The answer, then, lies in firmware. Burnhill confirmed that there is the potential for the camera to undergo more Deep Learning, for things like birds and wildlife, and for this updated algorithm to be disseminated to users via firmware updates – though there are no concrete plans to announce.
"We’ll be developing it all the time, so at the moment it’s still undecided how and where we go. But the development team is going and looking at other animal photography – we realize there’s a whole host of fields, but obviously the big focus of this camera is sport and then wildlife, and obviously with Tokyo 2020 this was the priority."
It's a fair point; if Canon waited for Deep Learning to learn everything, it would have taken longer for the camera to be released. And although manufacturers like Sony boast some selective animal AF in their cameras, Burnhill notes that Canon would much rather release a complete animal AF solution rather than a selective, piecemeal one. And this is where Deep Learning will become invaluable.
"The trouble is with wildlife, there are lots of different animals – you obviously have predators with the eyes at the front, and then you have rabbits' [eyes] at the side, you have snakes, you have birds… there’s no system that recognizes the faces of all animals. And that’s where you get into this whole Deep Learning, of teaching the system to recognize these complex things."

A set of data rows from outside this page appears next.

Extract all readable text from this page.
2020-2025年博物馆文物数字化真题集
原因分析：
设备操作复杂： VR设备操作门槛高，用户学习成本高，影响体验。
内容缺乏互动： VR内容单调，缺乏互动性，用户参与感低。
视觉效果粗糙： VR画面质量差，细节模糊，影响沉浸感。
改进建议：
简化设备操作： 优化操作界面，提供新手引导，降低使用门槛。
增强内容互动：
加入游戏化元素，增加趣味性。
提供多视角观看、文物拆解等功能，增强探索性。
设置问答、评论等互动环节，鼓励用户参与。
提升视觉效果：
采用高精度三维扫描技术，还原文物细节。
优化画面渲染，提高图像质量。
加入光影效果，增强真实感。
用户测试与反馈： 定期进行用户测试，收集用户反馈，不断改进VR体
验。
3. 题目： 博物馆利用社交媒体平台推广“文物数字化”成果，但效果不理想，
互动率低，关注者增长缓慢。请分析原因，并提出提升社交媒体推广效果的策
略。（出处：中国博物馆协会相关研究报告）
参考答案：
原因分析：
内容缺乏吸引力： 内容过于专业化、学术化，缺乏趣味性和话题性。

So, while your Sony may be able to track your dog or your cat, but not a salamander or a flamingo, Canon wants to produce a camera that does all or nothing. "If we were going to do it, we’d want to do it for as wide a spectrum – we don’t want to make a dog-friendly camera and a cat-friendly camera, we want to make an animal-friendly camera that works for the wide range of animals that [professionals] would shoot."